Problem 13 - Entrance Test

The product P of numbers ≤100 coprime to 100 is ∏_{gcd(n,100)=1} n. 100=2²·5², so P is the product of units mod 100. By group theory, the product of all units mod m is −1 if m=4, p^k, or 2p^k, else +1. Here m=100, so P≡1 mod 100, but we need v_3(P). The units mod 100 form a group of order φ(100)=40. The product of all elements in a finite abelian group is the product of elements of order 2. There are 3 such elements: 1, 49, 51, 99, so P≡1·49·51·99 mod 100, but we need exponent of 3. Instead, count how many units are divisible by 3: the units are numbers coprime to 100, so not divisible by 2 or 5. Among 1..100, numbers coprime to 100 are 40 numbers.
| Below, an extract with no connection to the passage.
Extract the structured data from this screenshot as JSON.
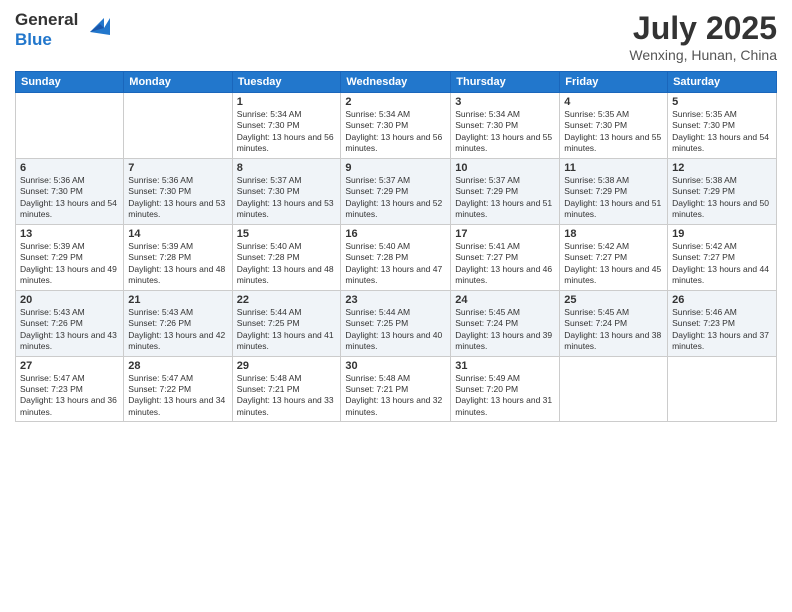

The ones divisible by 3 are those ≡3,9,21,27,33,39,51,57,63,69,81,87,93,99 mod 100, but skip multiples of 2 or 5. The valid ones are 3,9,21,27,33,39,51,57,63,69,81,87,93,99, but remove even and multiples of 5: 3,9,21,27,33,39,51,57,63,69,81,87,93,99, all are odd and not multiples of 5, so 14 numbers. Each contributes at least one 3, and some more: v_3(9)=2, v_3(27)=3, v_3(33)=1, v_3(39)=1, v_3(51)=1, v_3(57)=1, v_3(63)=2, v_3(69)=1, v_3(81)=4, v_3(87)=1, v_3(93)=1, v_3(99)=2. Sum: 2+3+1+1+1+1+2+1+4+1+1+2=20. Thus k=20.